Industrial extraction of natural resources and appropriation of land and freshwater areas have led to degraded ecosystems, loss of biodiversity, and extinction of species (IPBES, 2019). The negative effects have often resulted from a history of local changes in the use of land and freshwater resources (Chhabra et al., Reference Chhabra, Geist, Houghton, Haberl, Braimoh, Vlek, Patz, Xu, Ramankutty, Coomes, Lambin, Lambin and Geist2006). Improved management of such resources has therefore become an urgent global concern. In this chapter we address how resource extraction, and particularly mining, has impacted traditional land and freshwater use in the Arctic region Fennoscandia.

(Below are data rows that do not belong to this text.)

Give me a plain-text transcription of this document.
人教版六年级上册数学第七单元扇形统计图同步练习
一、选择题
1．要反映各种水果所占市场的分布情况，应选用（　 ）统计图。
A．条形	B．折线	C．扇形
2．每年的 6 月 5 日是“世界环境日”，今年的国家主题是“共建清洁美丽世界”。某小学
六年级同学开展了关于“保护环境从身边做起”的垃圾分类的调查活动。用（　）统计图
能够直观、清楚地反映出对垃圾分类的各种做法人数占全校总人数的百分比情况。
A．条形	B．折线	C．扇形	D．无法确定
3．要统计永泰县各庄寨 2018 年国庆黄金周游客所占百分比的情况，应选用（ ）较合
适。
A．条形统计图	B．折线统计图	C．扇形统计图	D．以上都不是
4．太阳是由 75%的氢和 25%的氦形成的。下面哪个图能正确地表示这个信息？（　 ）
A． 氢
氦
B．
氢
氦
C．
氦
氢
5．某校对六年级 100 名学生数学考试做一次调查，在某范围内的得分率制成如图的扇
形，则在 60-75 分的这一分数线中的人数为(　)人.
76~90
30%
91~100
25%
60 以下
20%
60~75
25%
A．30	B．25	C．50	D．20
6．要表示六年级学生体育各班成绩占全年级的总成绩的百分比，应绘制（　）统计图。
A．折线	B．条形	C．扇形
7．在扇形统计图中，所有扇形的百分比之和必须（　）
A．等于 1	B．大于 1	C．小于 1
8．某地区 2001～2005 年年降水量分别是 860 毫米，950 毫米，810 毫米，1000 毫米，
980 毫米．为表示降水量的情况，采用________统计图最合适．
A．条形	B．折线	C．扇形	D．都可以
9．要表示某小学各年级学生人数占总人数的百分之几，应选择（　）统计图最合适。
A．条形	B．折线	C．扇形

We use the multiple pressures concept (e.g., Holsman et al., Reference Holsman, Samhouri, Cook, Hazen, Olsen, Dillard, Kasperski, Gaichas, Kelble, Fogarty and Andrews2017) to explain how effects from seemingly independent human activities have accumulated and now interact with climate change. To illustrate this, we use examples from reindeer herding in Laevas Sámi Reindeer Community (SRC) in northern Sweden, and salmon fishing along the Kemijoki river valley in northern Finland (Figure 5.1).

Figure 5.1 Overview of Arctic Fennoscandia, Laevas Sámi Reindeer Community, and the Kemi River catchment area.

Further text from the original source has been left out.